Warning: Technical content included.

The Internet has a whole crap load of information on it... and wading through it can be a difficult task, and is a skill that has to be acquired. Google has made it easier, and for that I respect them.

But it all comes down to asking the right question.

The issue I've been struggling with recently is to do with pure virtual destructors in C++. In my previous job I worked almost exclusively with Java and so my C++ knowledge comes only from uni days... which was pre STL to give a time frame for it. For the last year and a bit I've been working with a mixed C++ and PHP environment... with some legacy Borland Kylix thrown in to give me white hair. Recently I've been trying to work through the design and reimplementation of our backend which I've been trying to do using the best of OO. This means lots of C++ classes and good inheritance models... and trying to understand some of the basics of inheritance coming from a Java background. This means I refer to things as interfaces etc. The main thing with this, I've not really understood is how and when to use virtual destructors. From my understanding if you wanted the equivalent to a Java interface you would declare the class with a pure virtual destructor (virtual ~MyClass() = 0). If I forgot to make the virtual destructor the GNU compiler with -Wall would politely remind me that I hadn't specified a virtual destructor when I had virtual methods. Which I would then do by making the the destructor a pure virtual... which would then give me errors at run time saying that it tried to execute a pure virtual destructor. Also I've been implementing plugin systems (using dlopen) and these would not work with pure virtual destructors. Its all confusing.

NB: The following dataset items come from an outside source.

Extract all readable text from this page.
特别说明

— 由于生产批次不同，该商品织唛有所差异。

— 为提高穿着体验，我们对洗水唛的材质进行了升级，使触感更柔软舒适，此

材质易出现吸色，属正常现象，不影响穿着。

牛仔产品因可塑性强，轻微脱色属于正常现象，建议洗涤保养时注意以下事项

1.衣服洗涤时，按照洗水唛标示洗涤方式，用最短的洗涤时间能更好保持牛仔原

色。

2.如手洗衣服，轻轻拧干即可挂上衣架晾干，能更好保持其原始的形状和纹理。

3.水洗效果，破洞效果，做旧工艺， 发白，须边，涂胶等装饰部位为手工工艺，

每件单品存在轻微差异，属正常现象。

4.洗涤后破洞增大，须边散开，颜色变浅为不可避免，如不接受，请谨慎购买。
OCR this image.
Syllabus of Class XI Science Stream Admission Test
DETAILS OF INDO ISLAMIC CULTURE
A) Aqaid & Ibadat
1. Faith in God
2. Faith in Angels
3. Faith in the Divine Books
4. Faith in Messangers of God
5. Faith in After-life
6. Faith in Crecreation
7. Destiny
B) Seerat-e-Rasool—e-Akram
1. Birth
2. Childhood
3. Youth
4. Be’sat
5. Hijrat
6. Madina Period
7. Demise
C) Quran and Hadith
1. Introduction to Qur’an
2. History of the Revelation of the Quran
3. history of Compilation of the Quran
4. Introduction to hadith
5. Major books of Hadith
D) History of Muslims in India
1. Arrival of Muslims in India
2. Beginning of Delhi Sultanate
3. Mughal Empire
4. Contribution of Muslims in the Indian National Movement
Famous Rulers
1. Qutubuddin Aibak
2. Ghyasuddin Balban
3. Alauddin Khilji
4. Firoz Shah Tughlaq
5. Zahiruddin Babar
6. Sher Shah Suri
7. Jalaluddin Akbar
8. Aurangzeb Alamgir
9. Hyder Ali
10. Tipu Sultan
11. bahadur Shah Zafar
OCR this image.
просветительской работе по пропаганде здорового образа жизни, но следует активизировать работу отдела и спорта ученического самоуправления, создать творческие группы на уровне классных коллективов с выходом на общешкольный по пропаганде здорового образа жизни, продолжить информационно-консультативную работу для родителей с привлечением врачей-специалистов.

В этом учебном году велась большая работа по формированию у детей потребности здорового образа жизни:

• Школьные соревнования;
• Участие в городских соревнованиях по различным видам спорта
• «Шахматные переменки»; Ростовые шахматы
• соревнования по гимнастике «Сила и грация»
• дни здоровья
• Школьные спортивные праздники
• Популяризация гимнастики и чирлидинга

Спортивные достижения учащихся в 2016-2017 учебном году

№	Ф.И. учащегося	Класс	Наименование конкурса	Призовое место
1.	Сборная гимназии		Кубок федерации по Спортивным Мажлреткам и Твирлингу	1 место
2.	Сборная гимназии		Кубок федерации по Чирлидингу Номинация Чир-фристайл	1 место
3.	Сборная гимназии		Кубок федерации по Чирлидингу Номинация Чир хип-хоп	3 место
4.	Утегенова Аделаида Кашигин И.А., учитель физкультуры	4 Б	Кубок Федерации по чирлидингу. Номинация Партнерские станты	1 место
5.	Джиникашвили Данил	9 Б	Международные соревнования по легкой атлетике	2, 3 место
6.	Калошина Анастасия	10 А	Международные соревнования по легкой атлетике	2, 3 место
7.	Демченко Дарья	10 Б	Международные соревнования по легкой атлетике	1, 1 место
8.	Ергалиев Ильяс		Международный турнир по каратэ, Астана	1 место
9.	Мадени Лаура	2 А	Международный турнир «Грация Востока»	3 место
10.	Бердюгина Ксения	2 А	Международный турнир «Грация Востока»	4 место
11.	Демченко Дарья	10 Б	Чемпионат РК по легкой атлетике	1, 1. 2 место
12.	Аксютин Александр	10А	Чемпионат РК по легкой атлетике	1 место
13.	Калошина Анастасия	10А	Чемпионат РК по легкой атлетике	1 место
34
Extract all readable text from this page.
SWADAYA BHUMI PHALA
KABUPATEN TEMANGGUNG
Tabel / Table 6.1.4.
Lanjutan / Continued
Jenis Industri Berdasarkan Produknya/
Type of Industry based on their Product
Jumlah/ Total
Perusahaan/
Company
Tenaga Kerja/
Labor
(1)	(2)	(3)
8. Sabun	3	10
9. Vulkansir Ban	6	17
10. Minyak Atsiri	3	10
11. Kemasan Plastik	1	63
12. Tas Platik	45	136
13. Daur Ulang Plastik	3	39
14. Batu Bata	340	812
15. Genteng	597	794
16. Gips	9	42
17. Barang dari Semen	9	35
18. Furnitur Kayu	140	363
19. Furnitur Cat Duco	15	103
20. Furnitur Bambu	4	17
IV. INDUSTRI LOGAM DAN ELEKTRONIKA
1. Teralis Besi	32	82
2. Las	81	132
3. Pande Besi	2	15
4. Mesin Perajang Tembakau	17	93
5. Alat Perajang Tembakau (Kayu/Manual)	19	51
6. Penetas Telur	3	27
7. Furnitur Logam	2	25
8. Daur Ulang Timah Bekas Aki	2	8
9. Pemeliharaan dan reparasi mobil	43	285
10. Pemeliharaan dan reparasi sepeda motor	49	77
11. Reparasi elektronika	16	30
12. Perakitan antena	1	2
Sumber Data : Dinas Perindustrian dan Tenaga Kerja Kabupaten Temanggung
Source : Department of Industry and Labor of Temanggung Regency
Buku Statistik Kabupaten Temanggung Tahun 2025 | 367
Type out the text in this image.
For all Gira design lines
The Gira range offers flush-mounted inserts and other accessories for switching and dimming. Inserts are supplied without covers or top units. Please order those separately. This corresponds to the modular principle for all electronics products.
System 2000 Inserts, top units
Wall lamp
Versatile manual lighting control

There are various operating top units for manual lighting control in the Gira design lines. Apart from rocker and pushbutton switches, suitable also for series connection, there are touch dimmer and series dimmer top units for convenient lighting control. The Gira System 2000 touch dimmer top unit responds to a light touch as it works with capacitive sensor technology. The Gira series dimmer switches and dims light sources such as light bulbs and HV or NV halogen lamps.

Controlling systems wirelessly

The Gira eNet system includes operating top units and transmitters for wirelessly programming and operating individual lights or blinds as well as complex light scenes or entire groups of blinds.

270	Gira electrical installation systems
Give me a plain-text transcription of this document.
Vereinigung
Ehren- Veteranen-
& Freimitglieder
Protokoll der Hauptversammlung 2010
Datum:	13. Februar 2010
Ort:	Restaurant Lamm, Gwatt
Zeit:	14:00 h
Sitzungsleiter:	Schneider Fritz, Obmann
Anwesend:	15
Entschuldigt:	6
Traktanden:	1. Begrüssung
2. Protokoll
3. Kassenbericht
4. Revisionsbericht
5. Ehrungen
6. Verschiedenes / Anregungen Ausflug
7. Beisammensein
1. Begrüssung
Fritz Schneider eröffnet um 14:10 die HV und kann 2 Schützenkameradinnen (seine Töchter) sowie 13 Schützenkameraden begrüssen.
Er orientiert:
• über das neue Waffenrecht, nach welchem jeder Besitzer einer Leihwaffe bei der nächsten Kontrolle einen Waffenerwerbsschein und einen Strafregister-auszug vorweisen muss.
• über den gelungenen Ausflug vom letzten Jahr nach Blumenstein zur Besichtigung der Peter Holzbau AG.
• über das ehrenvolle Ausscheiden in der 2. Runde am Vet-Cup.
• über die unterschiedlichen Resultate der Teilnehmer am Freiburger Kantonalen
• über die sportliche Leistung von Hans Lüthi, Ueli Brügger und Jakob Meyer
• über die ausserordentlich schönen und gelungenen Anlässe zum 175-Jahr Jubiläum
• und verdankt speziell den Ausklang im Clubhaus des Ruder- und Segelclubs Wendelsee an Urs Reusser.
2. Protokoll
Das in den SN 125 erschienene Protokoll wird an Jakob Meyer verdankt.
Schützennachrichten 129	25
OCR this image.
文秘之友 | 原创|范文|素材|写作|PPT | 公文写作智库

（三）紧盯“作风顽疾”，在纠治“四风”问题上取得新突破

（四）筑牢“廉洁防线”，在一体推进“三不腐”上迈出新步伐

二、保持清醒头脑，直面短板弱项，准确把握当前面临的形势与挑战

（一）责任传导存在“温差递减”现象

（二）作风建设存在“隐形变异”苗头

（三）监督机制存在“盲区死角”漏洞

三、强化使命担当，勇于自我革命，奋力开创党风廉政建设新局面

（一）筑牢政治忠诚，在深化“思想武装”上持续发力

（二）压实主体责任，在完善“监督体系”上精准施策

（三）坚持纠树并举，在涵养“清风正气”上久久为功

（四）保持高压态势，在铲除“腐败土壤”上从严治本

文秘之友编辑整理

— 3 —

So given my ignorance I finally worked out the question to ask - when to use a pure virtual destructor. A quick google came up with this link: which filled in the missing detail:
If the class should be abstract (you want to prevent instantiating it) but it doesn't happen to have any other pure virtual functions, a common technique to make the destructor pure virtual ...
Of course, any derived class' destructor must call the base class' destructor, and so the destructor must still be defined (even if it's empty):

So in summary the points I learnt as a Java person moving into C++ land:

  1. There is no such things as an Interface in C++ - everything is an abstract class - and that is ok because C++ allows for multiple inheritance

  2. The closest thing to an Interface is a class with only pure virtuals - but you still must have implementation for the destructor!!